Lewis & Clark also understands that family support for students is one key to student success in college. We recognize that many family members have an understandable interest in knowing about their student’s academic progress, co-curricular engagement, financial aid, account balances, and other information.
We believe the tension between students’ right to privacy and family members’ interest in their student’s college experience is best navigated through direct communication between students and family members. We encourage parents/guardians/partners and their students to discuss expectations for information sharing and privacy regarding grades, academic progress, co-curricular engagement, financial aid, account balances, and other information prior to enrollment and to revisit this discussion on a periodic basis. Generally, a student will be required to sign a consent form before the college will share information related to these areas with family members.
When will the college notify parents/guardians/partners of a concern?
FERPA does allow for certain exceptions to the requirement for written student consent in order for information to be disclosed to third parties. Consistent with FERPA, the college may notify parents, guardians, or partners without a student’s consent:
- When the college determines a student health or safety emergency exists (e.g. danger to self or others) and family engagement is needed to support the student.
- When a student under the age of 21 has been found in violation of the college code of conduct relating to the use of alcohol or a controlled substance. In the majority of these cases, the college works directly with the student without involving parents, guardians, or partners. However, the college may involve parents, guardians, or partners when direct engagement with the student has not been effective in changing the student’s use of drugs/alcohol; when the student is facing disciplinary suspension related to alcohol or drug use; or when the student has been arrested.

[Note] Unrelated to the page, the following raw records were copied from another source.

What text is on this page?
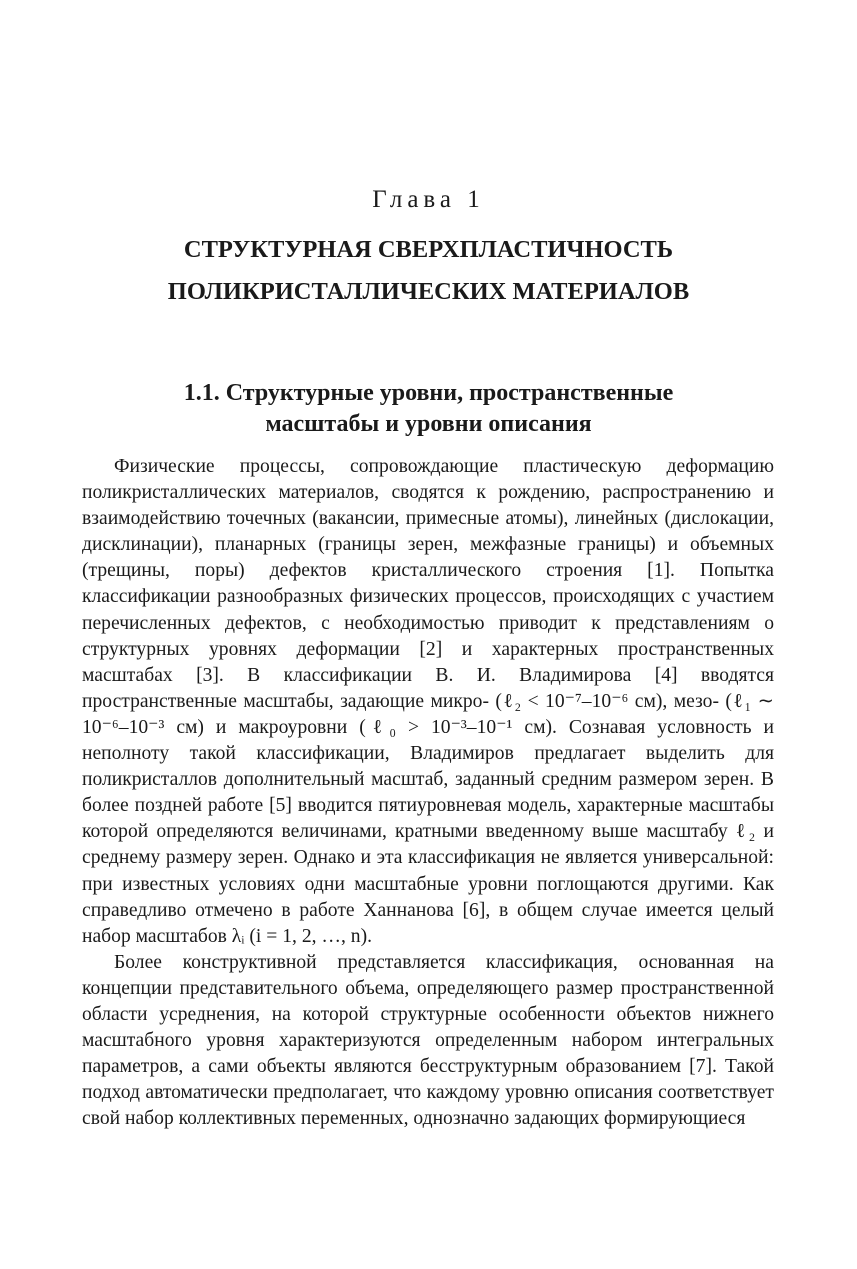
Глава 1
СТРУКТУРНАЯ СВЕРХПЛАСТИЧНОСТЬ
ПОЛИКРИСТАЛЛИЧЕСКИХ МАТЕРИАЛОВ
1.1. Структурные уровни, пространственные
масштабы и уровни описания

Физические процессы, сопровождающие пластическую деформацию поликристаллических материалов, сводятся к рождению, распространению и взаимодействию точечных (вакансии, примесные атомы), линейных (дислокации, дисклинации), планарных (границы зерен, межфазные границы) и объемных (трещины, поры) дефектов кристаллического строения [1]. Попытка классификации разнообразных физических процессов, происходящих с участием перечисленных дефектов, с необходимостью приводит к представлениям о структурных уровнях деформации [2] и характерных пространственных масштабах [3]. В классификации В. И. Владимирова [4] вводятся пространственные масштабы, задающие микро- (ℓ₂ < 10⁻⁷–10⁻⁶ см), мезо- (ℓ₁ ∼ 10⁻⁶–10⁻³ см) и макроуровни (ℓ₀ > 10⁻³–10⁻¹ см). Сознавая условность и неполноту такой классификации, Владимиров предлагает выделить для поликристаллов дополнительный масштаб, заданный средним размером зерен. В более поздней работе [5] вводится пятиуровневая модель, характерные масштабы которой определяются величинами, кратными введенному выше масштабу ℓ₂ и среднему размеру зерен. Однако и эта классификация не является универсальной: при известных условиях одни масштабные уровни поглощаются другими. Как справедливо отмечено в работе Ханнанова [6], в общем случае имеется целый набор масштабов λᵢ (i = 1, 2, …, n).

Более конструктивной представляется классификация, основанная на концепции представительного объема, определяющего размер пространственной области усреднения, на которой структурные особенности объектов нижнего масштабного уровня характеризуются определенным набором интегральных параметров, а сами объекты являются бесструктурным образованием [7]. Такой подход автоматически предполагает, что каждому уровню описания соответствует свой набор коллективных переменных, однозначно задающих формирующиеся
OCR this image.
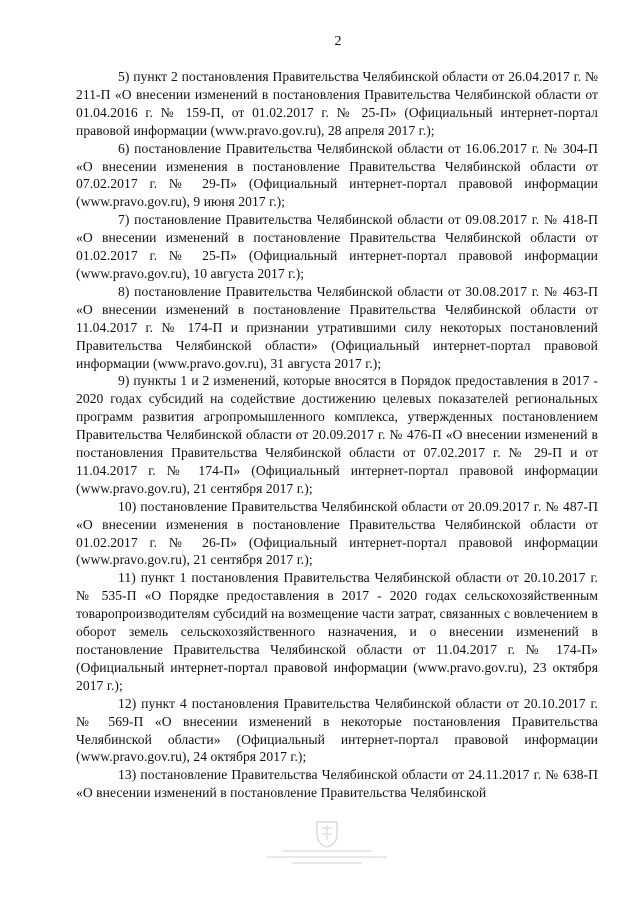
2

5) пункт 2 постановления Правительства Челябинской области от 26.04.2017 г. № 211-П «О внесении изменений в постановления Правительства Челябинской области от 01.04.2016 г. № 159-П, от 01.02.2017 г. № 25-П» (Официальный интернет-портал правовой информации (www.pravo.gov.ru), 28 апреля 2017 г.);

6) постановление Правительства Челябинской области от 16.06.2017 г. № 304-П «О внесении изменения в постановление Правительства Челябинской области от 07.02.2017 г. № 29-П» (Официальный интернет-портал правовой информации (www.pravo.gov.ru), 9 июня 2017 г.);

7) постановление Правительства Челябинской области от 09.08.2017 г. № 418-П «О внесении изменений в постановление Правительства Челябинской области от 01.02.2017 г. № 25-П» (Официальный интернет-портал правовой информации (www.pravo.gov.ru), 10 августа 2017 г.);

8) постановление Правительства Челябинской области от 30.08.2017 г. № 463-П «О внесении изменений в постановление Правительства Челябинской области от 11.04.2017 г. № 174-П и признании утратившими силу некоторых постановлений Правительства Челябинской области» (Официальный интернет-портал правовой информации (www.pravo.gov.ru), 31 августа 2017 г.);

9) пункты 1 и 2 изменений, которые вносятся в Порядок предоставления в 2017 - 2020 годах субсидий на содействие достижению целевых показателей региональных программ развития агропромышленного комплекса, утвержденных постановлением Правительства Челябинской области от 20.09.2017 г. № 476-П «О внесении изменений в постановления Правительства Челябинской области от 07.02.2017 г. № 29-П и от 11.04.2017 г. № 174-П» (Официальный интернет-портал правовой информации (www.pravo.gov.ru), 21 сентября 2017 г.);

10) постановление Правительства Челябинской области от 20.09.2017 г. № 487-П «О внесении изменения в постановление Правительства Челябинской области от 01.02.2017 г. № 26-П» (Официальный интернет-портал правовой информации (www.pravo.gov.ru), 21 сентября 2017 г.);

11) пункт 1 постановления Правительства Челябинской области от 20.10.2017 г. № 535-П «О Порядке предоставления в 2017 - 2020 годах сельскохозяйственным товаропроизводителям субсидий на возмещение части затрат, связанных с вовлечением в оборот земель сельскохозяйственного назначения, и о внесении изменений в постановление Правительства Челябинской области от 11.04.2017 г. № 174-П» (Официальный интернет-портал правовой информации (www.pravo.gov.ru), 23 октября 2017 г.);

12) пункт 4 постановления Правительства Челябинской области от 20.10.2017 г. № 569-П «О внесении изменений в некоторые постановления Правительства Челябинской области» (Официальный интернет-портал правовой информации (www.pravo.gov.ru), 24 октября 2017 г.);

13) постановление Правительства Челябинской области от 24.11.2017 г. № 638-П «О внесении изменений в постановление Правительства Челябинской
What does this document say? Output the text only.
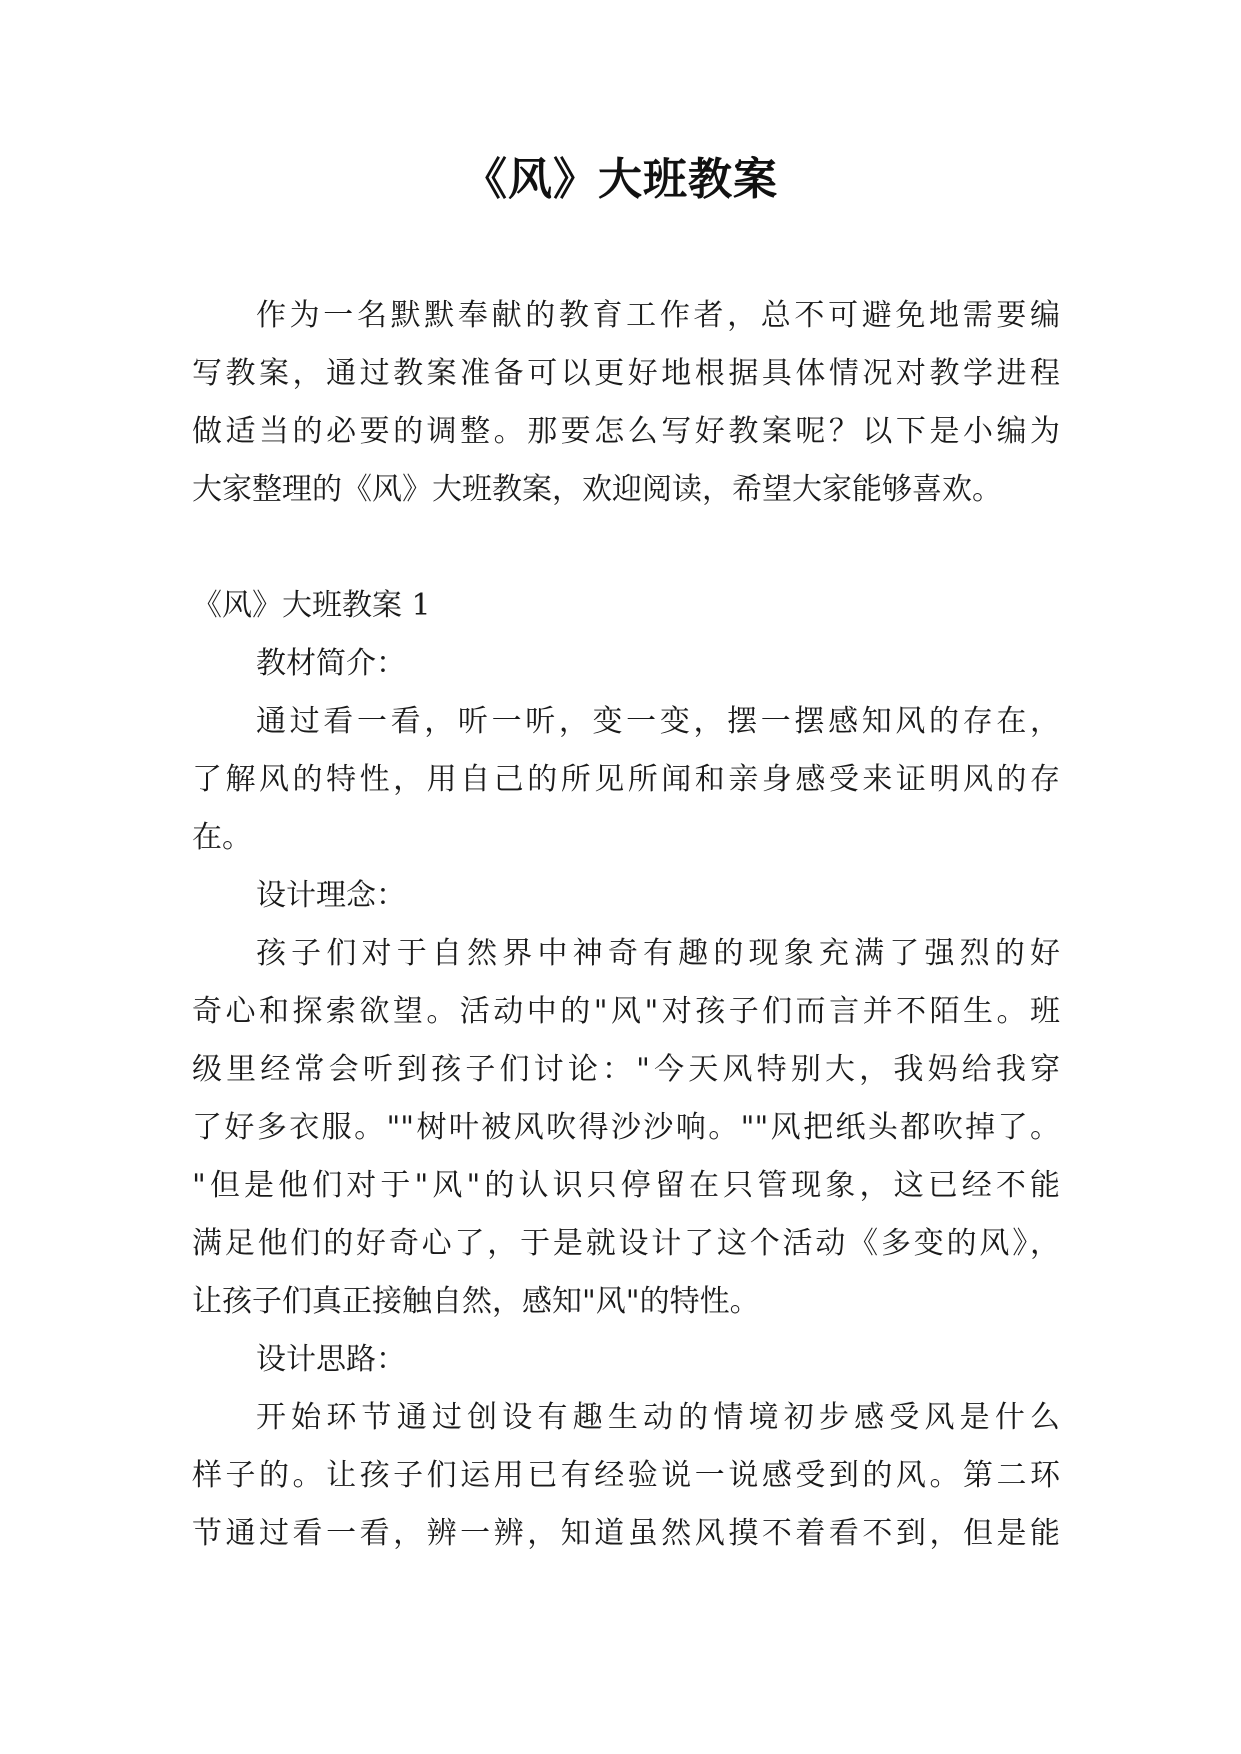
《风》大班教案
作为一名默默奉献的教育工作者，总不可避免地需要编
写教案，通过教案准备可以更好地根据具体情况对教学进程
做适当的必要的调整。那要怎么写好教案呢？以下是小编为
大家整理的《风》大班教案，欢迎阅读，希望大家能够喜欢。
《风》大班教案 1
教材简介：
通过看一看，听一听，变一变，摆一摆感知风的存在，
了解风的特性，用自己的所见所闻和亲身感受来证明风的存
在。
设计理念：
孩子们对于自然界中神奇有趣的现象充满了强烈的好
奇心和探索欲望。活动中的"风"对孩子们而言并不陌生。班
级里经常会听到孩子们讨论："今天风特别大，我妈给我穿
了好多衣服。""树叶被风吹得沙沙响。""风把纸头都吹掉了。
"但是他们对于"风"的认识只停留在只管现象，这已经不能
满足他们的好奇心了，于是就设计了这个活动《多变的风》，
让孩子们真正接触自然，感知"风"的特性。
设计思路：
开始环节通过创设有趣生动的情境初步感受风是什么
样子的。让孩子们运用已有经验说一说感受到的风。第二环
节通过看一看，辨一辨，知道虽然风摸不着看不到，但是能
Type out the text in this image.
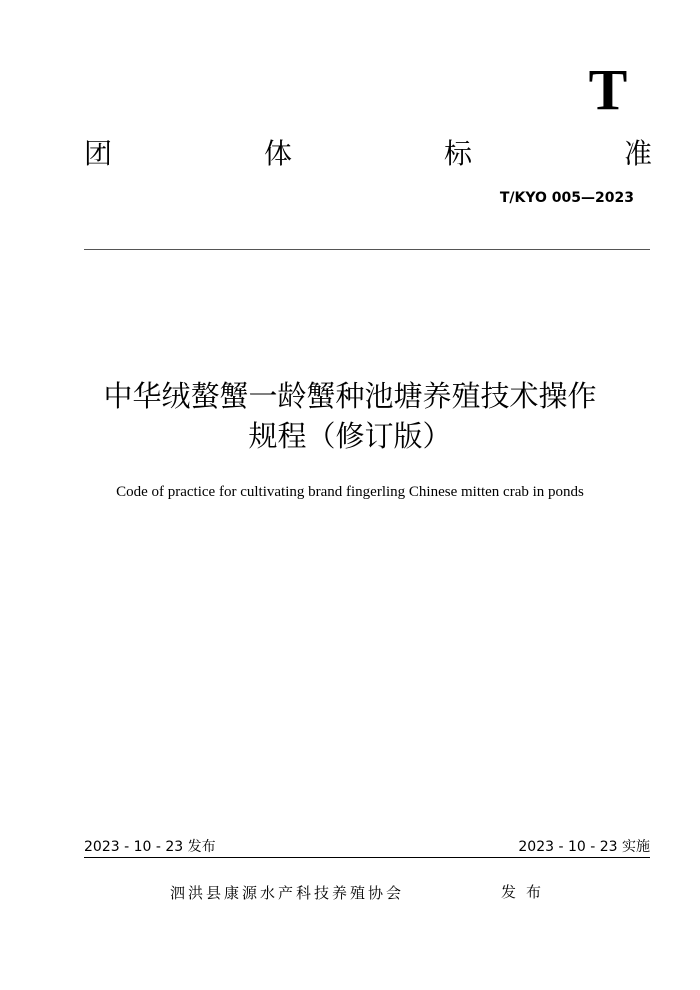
T
团	体	标	准
T/KYO 005—2023
中华绒螯蟹一龄蟹种池塘养殖技术操作
规程（修订版）
Code of practice for cultivating brand fingerling Chinese mitten crab in ponds
2023 - 10 - 23 发布	2023 - 10 - 23 实施
泗洪县康源水产科技养殖协会	发布
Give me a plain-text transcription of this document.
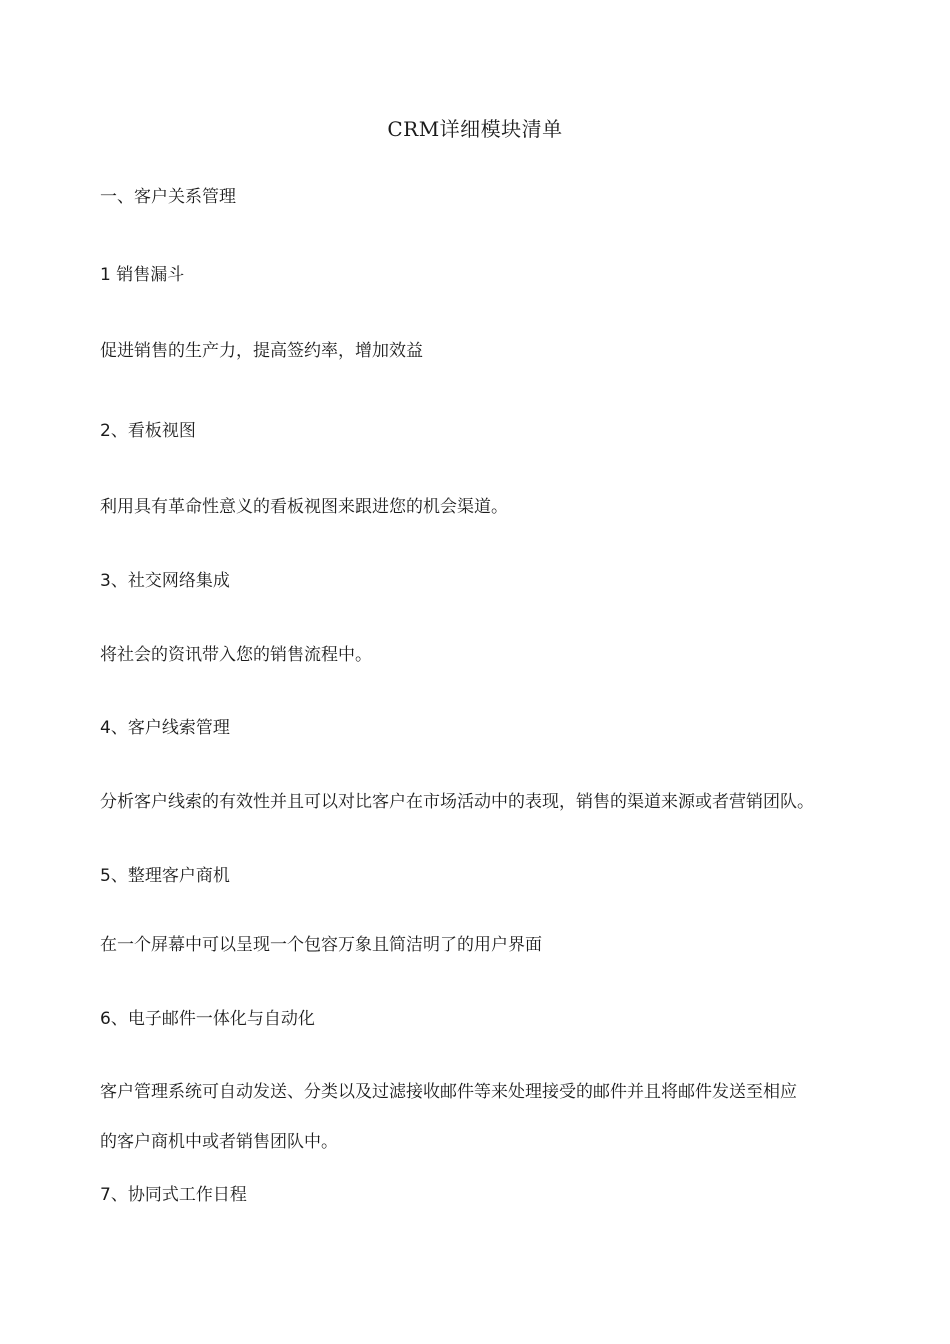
CRM详细模块清单
一、客户关系管理
1 销售漏斗
促进销售的生产力，提高签约率，增加效益
2、看板视图
利用具有革命性意义的看板视图来跟进您的机会渠道。
3、社交网络集成
将社会的资讯带入您的销售流程中。
4、客户线索管理
分析客户线索的有效性并且可以对比客户在市场活动中的表现，销售的渠道来源或者营销团队。
5、整理客户商机
在一个屏幕中可以呈现一个包容万象且简洁明了的用户界面
6、电子邮件一体化与自动化
客户管理系统可自动发送、分类以及过滤接收邮件等来处理接受的邮件并且将邮件发送至相应
的客户商机中或者销售团队中。
7、协同式工作日程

The Vice President for Student Life and Dean of Students, or designee, uses professional judgment when determining whether notifying parents, guardians, or partners under the two criteria above is essential and benefits student welfare. Whenever possible, college staff will talk with the student before contacting a parent/guardian/partner in order to discuss the possible benefits and challenges of notification, and may encourage the student to notify family members directly.
For a full review of college policy related to disclosure of student information to third parties, please see the Lewis & Clark FERPA policy.3
1 For the purposes of this document, the term “family” refers to parents, guardians, partners, or spouses.
2 See the Lewis & Clark FERPA Policy for definitions of educational records and directory information, along with related information.
3 Questions about exceptions to the Lewis & Clark FERPA policy should be addressed to the Registrar’s Office for the College of Arts and Sciences, the Law School, or the Graduate School of Education and Counseling.